El cuatro veces ganador del mejor y más justo entrenó completamente la semana pasada y su omisión del equipo para jugar West Coast fue un shock para sus compañeros de equipo, que se han sorprendido gratamente por su turno en profesionalismo en los últimos meses.
Clayton Oliver sigue siendo un demonio desencantado.
Este cabecero ha hablado con tres fuentes del club y dos fuentes cercanas a Oliver, ninguna de las cuales deseaba ser identificada debido a la naturaleza sensible de las circunstancias.
Citaron tres razones principales de las frustraciones más recientes de Oliver.
Primero, su tiempo de juego reducido. Según los datos del campeón, Oliver ha promediado el 78.5% de tiempo en el terreno. Hace cuatro temporadas, cuando Melbourne ganó un primer ministro y Oliver fue uno de los jugadores más dañinos en la competencia, ese número fue del 88.9%.

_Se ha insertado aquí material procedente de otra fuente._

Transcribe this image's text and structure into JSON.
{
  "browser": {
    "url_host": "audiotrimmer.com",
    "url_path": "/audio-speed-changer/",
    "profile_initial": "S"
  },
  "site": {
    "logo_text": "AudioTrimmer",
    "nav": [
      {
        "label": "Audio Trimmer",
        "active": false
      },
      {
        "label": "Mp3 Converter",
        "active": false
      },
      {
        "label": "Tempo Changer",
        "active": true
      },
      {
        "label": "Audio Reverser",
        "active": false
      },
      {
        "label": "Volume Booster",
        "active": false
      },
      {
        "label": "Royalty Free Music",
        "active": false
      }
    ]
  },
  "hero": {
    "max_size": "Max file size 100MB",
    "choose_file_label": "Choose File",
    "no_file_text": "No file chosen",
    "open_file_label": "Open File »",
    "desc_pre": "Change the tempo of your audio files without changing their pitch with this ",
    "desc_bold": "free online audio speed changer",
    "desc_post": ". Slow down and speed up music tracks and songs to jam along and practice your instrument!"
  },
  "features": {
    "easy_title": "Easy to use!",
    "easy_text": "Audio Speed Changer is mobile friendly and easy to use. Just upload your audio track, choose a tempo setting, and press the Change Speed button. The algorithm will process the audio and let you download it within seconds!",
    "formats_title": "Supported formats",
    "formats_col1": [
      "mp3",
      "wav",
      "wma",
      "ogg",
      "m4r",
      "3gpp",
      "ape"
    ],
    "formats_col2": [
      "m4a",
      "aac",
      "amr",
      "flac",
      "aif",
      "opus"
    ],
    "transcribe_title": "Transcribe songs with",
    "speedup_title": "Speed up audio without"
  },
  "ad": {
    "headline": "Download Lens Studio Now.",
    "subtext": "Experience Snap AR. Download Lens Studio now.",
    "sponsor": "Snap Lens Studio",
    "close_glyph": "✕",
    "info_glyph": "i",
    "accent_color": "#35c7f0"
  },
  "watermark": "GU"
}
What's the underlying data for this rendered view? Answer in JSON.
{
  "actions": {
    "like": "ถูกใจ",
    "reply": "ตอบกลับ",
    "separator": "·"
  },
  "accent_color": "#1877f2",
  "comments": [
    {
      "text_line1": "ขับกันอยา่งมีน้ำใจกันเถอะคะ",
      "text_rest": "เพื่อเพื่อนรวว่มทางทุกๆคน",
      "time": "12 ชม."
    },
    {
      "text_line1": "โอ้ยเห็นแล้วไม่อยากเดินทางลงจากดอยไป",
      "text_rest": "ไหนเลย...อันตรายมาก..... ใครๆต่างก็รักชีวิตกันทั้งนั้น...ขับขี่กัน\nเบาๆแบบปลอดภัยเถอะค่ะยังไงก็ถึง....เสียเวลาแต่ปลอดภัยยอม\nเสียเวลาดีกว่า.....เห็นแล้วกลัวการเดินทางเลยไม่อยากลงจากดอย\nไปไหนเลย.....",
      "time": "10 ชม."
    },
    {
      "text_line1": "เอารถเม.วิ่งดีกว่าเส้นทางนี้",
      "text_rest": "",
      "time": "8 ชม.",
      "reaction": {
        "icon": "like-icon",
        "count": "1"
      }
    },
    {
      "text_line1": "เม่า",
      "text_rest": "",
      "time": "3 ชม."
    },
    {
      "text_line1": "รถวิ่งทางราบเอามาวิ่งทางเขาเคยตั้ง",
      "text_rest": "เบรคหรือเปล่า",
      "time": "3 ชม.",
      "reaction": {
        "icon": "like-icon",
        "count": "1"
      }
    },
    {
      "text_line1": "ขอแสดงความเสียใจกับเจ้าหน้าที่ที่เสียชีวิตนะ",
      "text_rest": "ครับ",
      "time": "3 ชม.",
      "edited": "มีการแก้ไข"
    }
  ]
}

Segundo, su forma. A finales del año pasado, Oliver reconoció que su comportamiento y profesionalismo fuera del campo no estaban a la altura del estándar de un futbolista de élite, y ha actuado en consecuencia. Dos compañeros de equipo le dijeron a este cabecero que “nunca lo habían visto en un lugar mejor” en términos de su preparación y acondicionamiento físico. Y, sin embargo, eso no ha resultado en que vuelva a ser una superestrella en la competencia.
Tercero, y quizás lo más significativo, Oliver sigue profundamente frustrado porque no fue cambiado a Geelong, según sus deseos en la construcción hasta el período comercial del año pasado.
Oliver se reunió con varias figuras clave en Geelong, incluido el CEO Steve Hocking y el jefe de fútbol Andrew Mackie e incluso condujeron a la granja de Rhys Stanley, donde Stanley y su compañera estrella de los Cats, Tom Stewart, le dieron un lanzamiento.